CIO Kommentar, Montag, 16. Mai 2022
Letzten Mittwoch wurden die mit Spannung erwarteten US-Inflationszahlen veröffentlicht. Der durchschnittliche Anstieg der Konsumentenpreise gegenüber dem Vorjahr lag im April bei 8.3%. Das war ein leichter Rückgang gegenüber dem März-Wert von 8.5%, der ein 40-Jahres-Hoch markierte. Die Konsens-Erwartungen lagen mit 8.1% dennoch etwas unter dem eingetretenen Wert. Die Kerninflation – ex Energie- und Nahrungsmittelpreise – ging von 6.5% im März auf 6.2% im April leicht zurück.
Neben anhaltend hohen Preissteigerungen im Energie- und Nahrungsmittelbereich frisst sich die Inflation nun auch in den US-Dienstleistungsbereich. Auffällig waren neben höheren Mieten auch Preissteigerungen bei Flugtickets, Autovermietungen und Hotelübernachtungen – ein Anzeichen für den Erlebnisdrang nach der Covid-Zeit.
Momentan ist an der Inflationsfront keine schnelle Entspannung in Sicht, wozu auch der fortdauernde Krieg in der Ukraine und die strengen Covid-Beschränkungen in China beitragen. Die heute veröffentlichten chinesischen Wirtschaftsdaten – u.a. Industrieproduktion, Einzelhandelsumsätze und Arbeitslosenrate – waren infolgedessen deutlich schwächer als erwartet. Die Lieferketten bleiben angespannt. Analysten gehen derzeit von einem nur langsamen Abflauen der Inflationsraten aus. Die Inflationserwartungen für das Gesamtjahr 2022 sind in den letzten Monaten kontinuierlich gestiegen und liegen nun bei 7% für die USA, 6.5% für die Eurozone und 2.1% für die Schweiz.
Sollten die Erwartungen eintreten und wir die Höchststände bei den Preissteigerungsraten – wenn auch langsam – hinter uns lassen, dürfte die US-Notenbank bis zum Jahresende wohl noch mindestens sieben weitere Zinsschritte à 0.25% unternehmen. Die Europäische Zentralbank laviert derweil im Spannungsfeld zwischen Konjunktur- und Inflationssorgen deutlich zögerlicher, eine erste Zinsanhebung wird überwiegend erst im Juli erwartet. Die Schweizer Nationalbank, bei der die Konjunktur- und Inflationsproblematik deutlich weniger drückt als in der Eurozone, wird sich weiterhin im Fahrwasser der EZB bewegen.

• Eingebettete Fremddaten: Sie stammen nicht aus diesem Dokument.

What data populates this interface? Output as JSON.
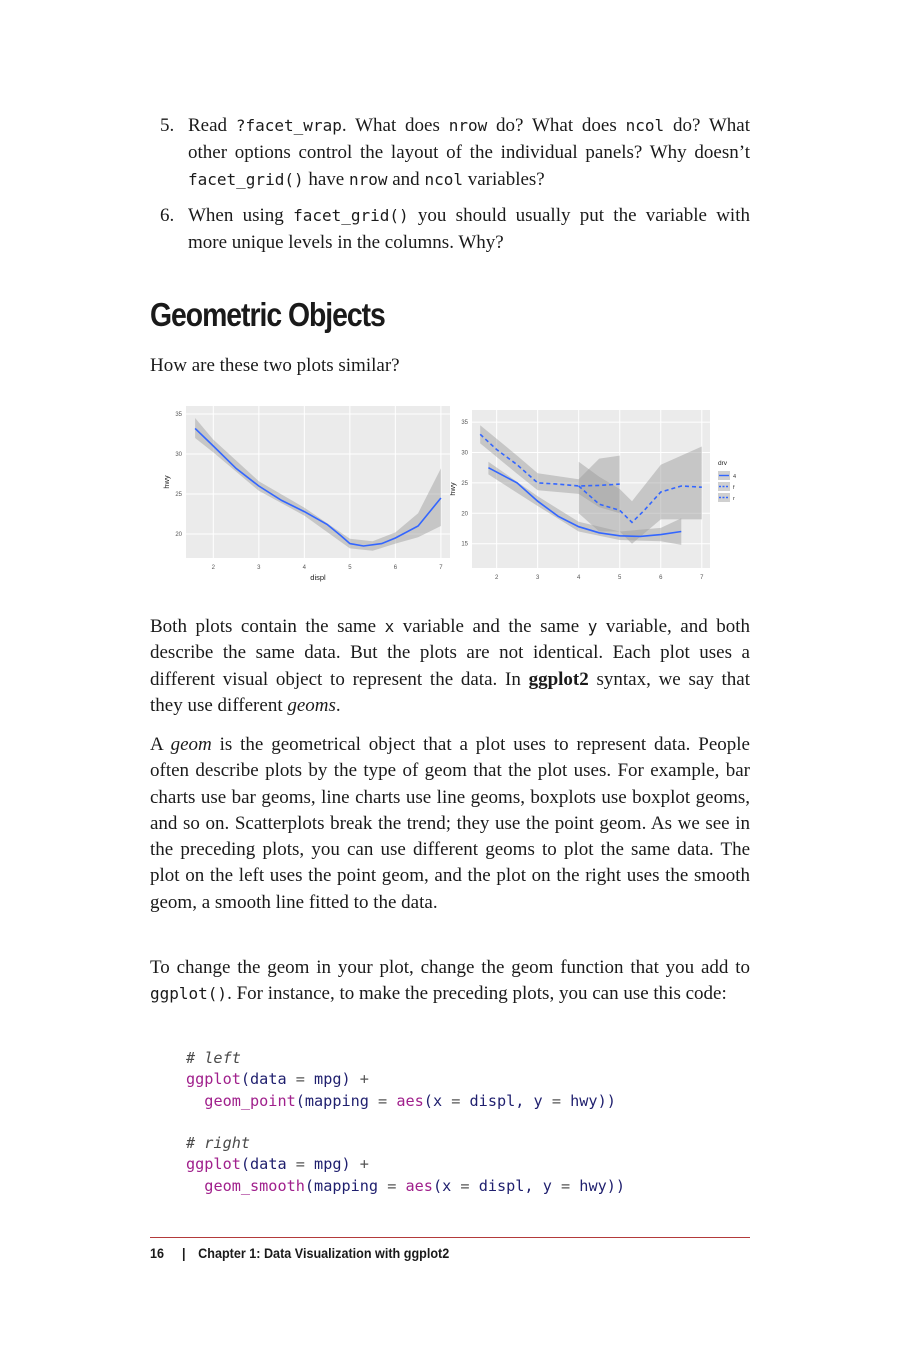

Die unterschiedliche Zinsdynamik dies- und jenseits des Atlantiks ist auch verantwortlich für den Höhenflug des US-Dollars, der am Freitag die Paritäts-Marke von 1 CHF je 1 USD überschritten hat. Damit hat der USD-Wechselkurs auch den fairen Wert von 0.97 CHF je USD hinter sich gelassen, der sich gemäss der Kaufkraftparität aus den Inflationsdifferenzen ergibt. In der Vergangenheit waren längere Phasen der Abweichung von der Kaufkraftparität allerdings keine Seltenheit. Die Kaufkraftparität dürfte zudem in den nächsten Monaten weiter sinken.
Wir sind dabei unsere USD-Prognose, die wir zu Jahresbeginn auf 0.91 CHF je USD fixiert hatten, zu überarbeiten.
Infolge der schwachen Wirtschaftsdaten aus China haben die europäischen Aktienmärkte heute zunächst leicht schwächer eröffnet und liegen etwa 0.5% unter dem Schlusskurs vom Freitag.
Der deutsche DAX-Index verliert etwa 0.65% und der SMI hat zwischenzeitlich ins Positive (+0.15%) gedreht. Für die US-Aktienmärkte wird derzeit eine leicht negative Eröffnung erwartet.
In unserer Anlagestrategie sind wir bei den Aktien weiterhin nahe der neutralen Quote gewichtet. Bei den Obligationen bleiben wir dagegen untergewichtet, was hauptsächlich zu Lasten der Obligationen CHF geht. Dagegen haben wir letzte Woche Emerging Markets Obligationen in den konventionellen Mandaten und Anlagelösungen zurückgekauft, nachdem wir deren Verkauf kurz vor Ausbruch des Kriegs gegen die Ukraine beschlossen hatten. Sie notierten rund 12% tiefer als vor dem Verkauf (Stand ca. 10:00 Uhr, 16.5.2022, Basel Zeit).